Casualty drives growth at Tokio Millennium Re; targets Europe

Tokio Millennium Re, the reinsurance subsidiary of Tokio Marine, posted solid growth and profits in 2013 driven by its expansion into non-catastrophe business. Its CEO warned of a tough year ahead for reinsurance but said its recent move to Zurich should open doors in Europe.

The company’s 2013 gross written premiums were $897.2 million compared with $829.3 million in 2012 – an increase of 8 percent. It said this also reflected its efforts to rebalance and diversify its portfolio by expanding the non-catastrophe side of its business.

“Our top line growth in 2013 was driven by our non-catastrophe book, which includes US excess casualty, non-standard auto and specialty casualty. In addition, our geographic diversification through our continental Europe and Australia operations aided our top line growth,” the company said.

It made a net profit of $140 million in 2013 compared with $123.6 million in 2012. Its combined ratio was 83 percent and its return on average shareholder’s equity was 11.6 percent.

“We achieved these results in what continues to be a challenging environment for the reinsurance industry. The market experienced further softening as increased capacity forced reinsurance rates down, while at the same time interest rates remained at historically low levels. It is often said that the better companies distinguish themselves in these conditions. At Tokio Millennium Re, we believe our analytical and technical approach to risk selection will prove us to be among those better companies,” the business said.

Tatsuhiko Hoshina, group chief executive of Tokio Millennium Re, also commented on the company’s recent shift of its global headquarters from Bermuda to Zurich, Switzerland. He said that the business is now focused on building a client base in Europe but he acknowledged that breaking down long-term historic relationships would be tough.

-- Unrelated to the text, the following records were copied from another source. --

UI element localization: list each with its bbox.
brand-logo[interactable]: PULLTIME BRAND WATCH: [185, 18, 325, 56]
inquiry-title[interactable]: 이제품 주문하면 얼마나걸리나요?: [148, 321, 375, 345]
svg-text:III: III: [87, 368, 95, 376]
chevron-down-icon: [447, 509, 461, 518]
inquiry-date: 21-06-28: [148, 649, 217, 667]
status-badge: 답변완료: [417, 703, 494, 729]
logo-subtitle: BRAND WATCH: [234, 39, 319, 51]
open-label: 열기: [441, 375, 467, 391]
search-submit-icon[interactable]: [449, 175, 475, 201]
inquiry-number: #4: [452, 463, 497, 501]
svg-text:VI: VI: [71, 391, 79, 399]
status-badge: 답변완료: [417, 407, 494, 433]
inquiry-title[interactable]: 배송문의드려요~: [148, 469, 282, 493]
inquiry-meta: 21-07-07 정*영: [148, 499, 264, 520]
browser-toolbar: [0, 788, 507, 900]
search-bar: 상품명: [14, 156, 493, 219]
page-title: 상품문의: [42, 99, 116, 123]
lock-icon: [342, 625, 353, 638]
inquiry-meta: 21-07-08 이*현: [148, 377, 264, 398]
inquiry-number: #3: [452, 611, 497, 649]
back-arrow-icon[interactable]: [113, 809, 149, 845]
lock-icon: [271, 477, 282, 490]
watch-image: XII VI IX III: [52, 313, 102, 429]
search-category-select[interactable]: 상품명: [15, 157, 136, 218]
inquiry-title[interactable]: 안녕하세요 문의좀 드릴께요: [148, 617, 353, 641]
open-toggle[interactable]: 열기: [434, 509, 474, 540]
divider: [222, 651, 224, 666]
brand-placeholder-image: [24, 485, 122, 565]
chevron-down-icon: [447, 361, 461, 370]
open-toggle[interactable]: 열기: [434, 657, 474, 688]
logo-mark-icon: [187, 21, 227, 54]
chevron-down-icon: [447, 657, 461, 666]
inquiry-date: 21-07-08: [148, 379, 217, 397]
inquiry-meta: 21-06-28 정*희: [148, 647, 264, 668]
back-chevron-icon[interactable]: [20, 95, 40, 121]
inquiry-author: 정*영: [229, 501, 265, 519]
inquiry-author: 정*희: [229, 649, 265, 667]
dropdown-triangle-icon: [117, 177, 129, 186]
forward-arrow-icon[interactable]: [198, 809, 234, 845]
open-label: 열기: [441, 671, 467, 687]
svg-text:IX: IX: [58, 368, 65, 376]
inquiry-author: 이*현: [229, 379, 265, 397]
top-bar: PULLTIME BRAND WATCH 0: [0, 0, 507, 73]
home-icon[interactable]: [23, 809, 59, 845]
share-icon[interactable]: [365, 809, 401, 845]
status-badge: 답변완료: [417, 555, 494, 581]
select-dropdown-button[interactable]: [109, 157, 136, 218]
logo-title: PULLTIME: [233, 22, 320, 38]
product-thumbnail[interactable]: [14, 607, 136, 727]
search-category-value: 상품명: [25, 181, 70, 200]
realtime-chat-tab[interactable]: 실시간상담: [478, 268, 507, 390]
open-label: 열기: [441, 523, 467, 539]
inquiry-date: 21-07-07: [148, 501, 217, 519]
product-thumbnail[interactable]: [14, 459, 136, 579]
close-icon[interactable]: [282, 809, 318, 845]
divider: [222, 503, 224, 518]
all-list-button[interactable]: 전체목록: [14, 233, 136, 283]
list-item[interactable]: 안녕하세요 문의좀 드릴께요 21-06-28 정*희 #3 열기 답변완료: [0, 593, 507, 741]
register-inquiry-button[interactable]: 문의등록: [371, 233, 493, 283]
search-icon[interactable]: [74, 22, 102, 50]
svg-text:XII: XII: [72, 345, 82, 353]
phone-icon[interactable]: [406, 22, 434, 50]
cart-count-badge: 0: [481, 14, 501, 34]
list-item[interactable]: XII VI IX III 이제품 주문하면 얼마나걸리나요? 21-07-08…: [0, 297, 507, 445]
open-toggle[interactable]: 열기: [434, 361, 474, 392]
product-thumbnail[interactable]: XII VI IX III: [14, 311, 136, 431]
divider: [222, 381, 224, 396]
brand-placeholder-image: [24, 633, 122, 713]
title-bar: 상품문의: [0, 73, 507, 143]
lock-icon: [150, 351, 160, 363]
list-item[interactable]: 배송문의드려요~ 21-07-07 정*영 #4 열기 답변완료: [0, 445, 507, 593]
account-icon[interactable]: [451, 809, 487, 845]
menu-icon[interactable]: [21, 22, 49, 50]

“We see great potential in the European market, but in the past, that potential has been difficult to capitalise on. Traditionally, European companies are very loyal to their reinsurers and prefer to give their business to those who are based in Europe. This is particularly true of small to mid-sized companies – Tokio Millennium Re’s target market.

“The decision to move our headquarters to Switzerland supports our ongoing European marketing efforts. We strive to develop long term relationships with our clients, and believe that being closer to clients, with our head office in Europe, will enable us to do exactly that,” he said.

He also said the Zurich move would make it easier to expand into the US market. He reiterated that he anticipates that the company will have a US presence by the end of the first half of 2014.